Weigh up your reasons
Is your desire to avoid making a career decision tipping the scales in favour of further study? Postgraduate study is a time-consuming and costly business, so you need to be clear on your reasons for pursuing it.
Your degree subject can be a useful starting point in your decision-making process. Finding out what people on your course have gone on to do in the past can be a source of inspiration or give you an idea of the kind of career paths open to you. Some subjects are clearly vocational and you may have chosen your course for a reason which is still valid in your career planning. Be aware though, that around 40 per cent of graduate-level positions advertised do not specify a specific degree discipline, so your degree subject doesn't have to revolve around your future career.
Research courses carefully to make sure they deliver what you need them to, and consider where further study will take you career wise. Employers will also want to know why you chose to extend your studies and which of the skills attained are transferable to the workplace.
The work/study balance
Remember that you can enter the realm of postgraduate study at any stage in your career. If you've found yourself in a job that isn't satisfying your career-needs, a postgraduate course could help you bounce back better qualified – with more options to choose from. Find out if your company are able to help you, financially or with time off to pursue further study. If you want the option to earn while you learn then consider going for a part-time or distance learning course.
You also have the option of working full-time and completing a course independently in your free time. Although this seems like a good way to getting the best of both worlds it will be a huge demand on your time.
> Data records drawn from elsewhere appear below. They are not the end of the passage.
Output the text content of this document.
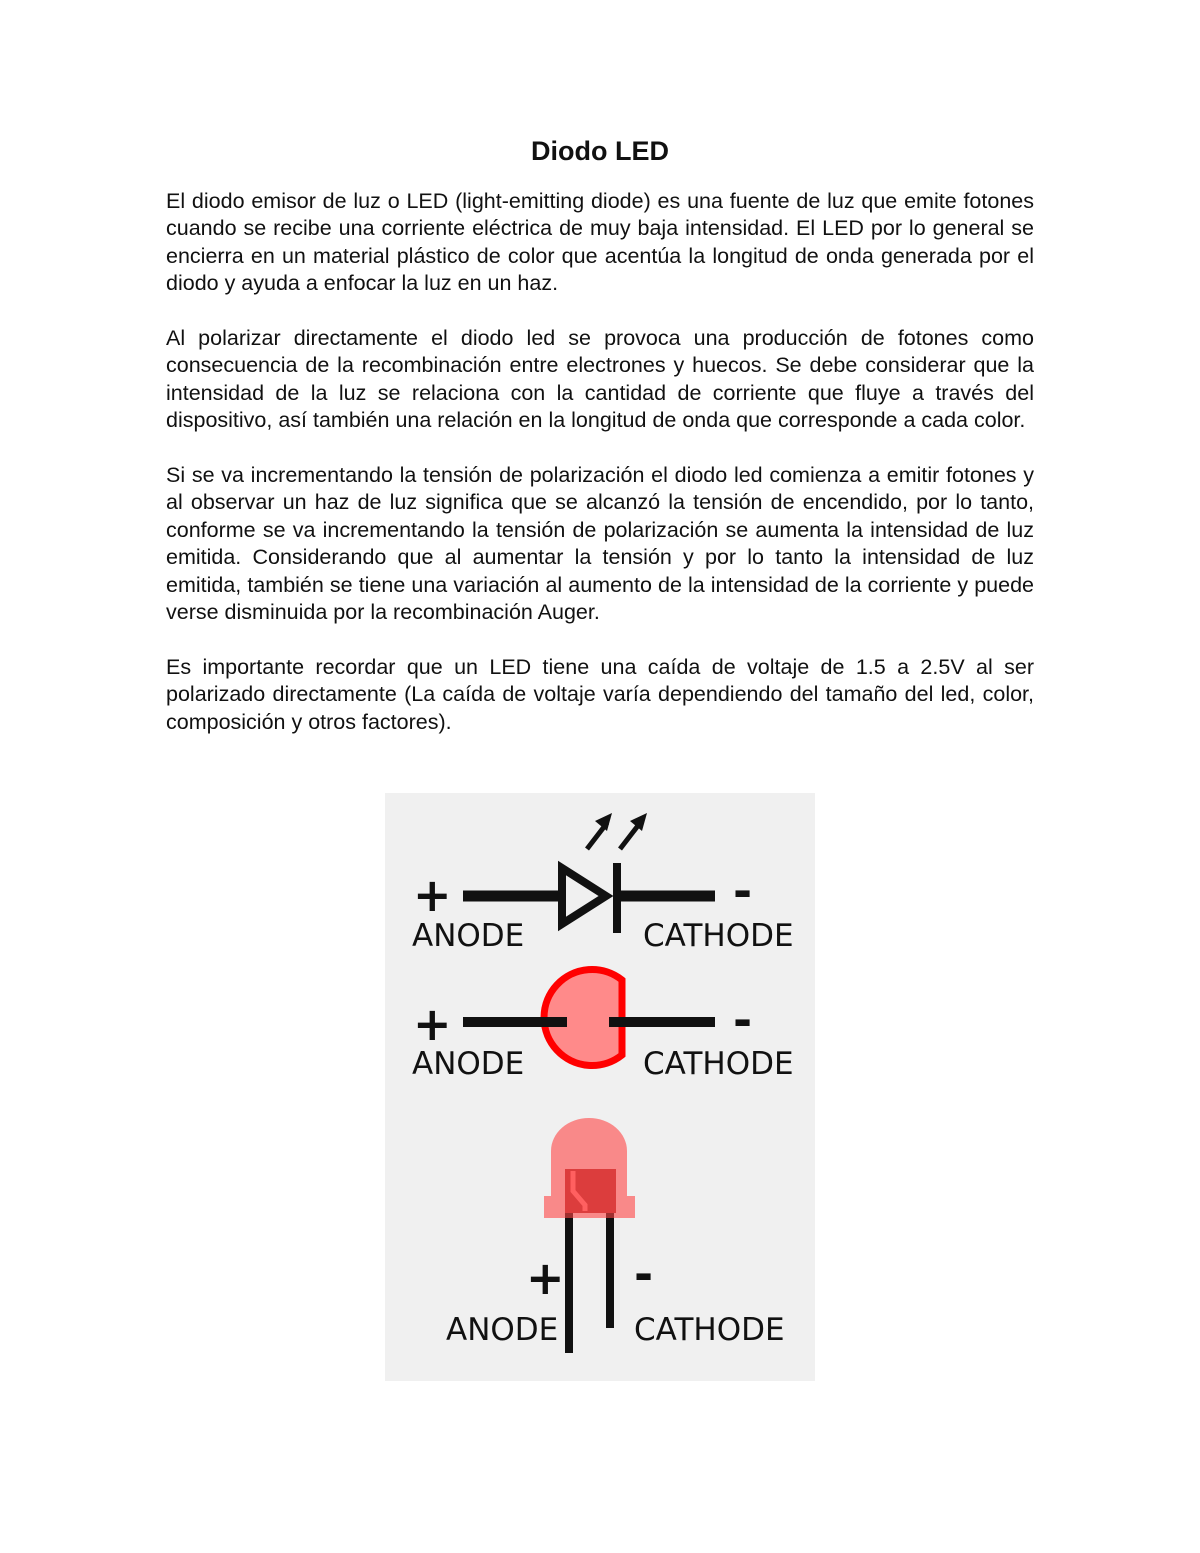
Diodo LED

El diodo emisor de luz o LED (light-emitting diode) es una fuente de luz que emite fotones cuando se recibe una corriente eléctrica de muy baja intensidad. El LED por lo general se encierra en un material plástico de color que acentúa la longitud de onda generada por el diodo y ayuda a enfocar la luz en un haz.

Al polarizar directamente el diodo led se provoca una producción de fotones como consecuencia de la recombinación entre electrones y huecos. Se debe considerar que la intensidad de la luz se relaciona con la cantidad de corriente que fluye a través del dispositivo, así también una relación en la longitud de onda que corresponde a cada color.

Si se va incrementando la tensión de polarización el diodo led comienza a emitir fotones y al observar un haz de luz significa que se alcanzó la tensión de encendido, por lo tanto, conforme se va incrementando la tensión de polarización se aumenta la intensidad de luz emitida. Considerando que al aumentar la tensión y por lo tanto la intensidad de luz emitida, también se tiene una variación al aumento de la intensidad de la corriente y puede verse disminuida por la recombinación Auger.

Es importante recordar que un LED tiene una caída de voltaje de 1.5 a 2.5V al ser polarizado directamente (La caída de voltaje varía dependiendo del tamaño del led, color, composición y otros factores).

+	-
ANODE	CATHODE
+	-
ANODE	CATHODE
+ -
ANODE CATHODE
So only opt for this method if you are sure you can dedicate your weekends and evenings to keep up.
Study your way into a profession
If all your research and soul-searching activities are pointing to a career that your graduate degree doesn't relate to, you might consider making the transition to your desired sector through a conversion course. It is possible to convert from most disciplines into law, property, science, construction and teaching. Look into how favourably your chosen course is viewed by potential employers. If it is beneficial to the company, they may even provide funding.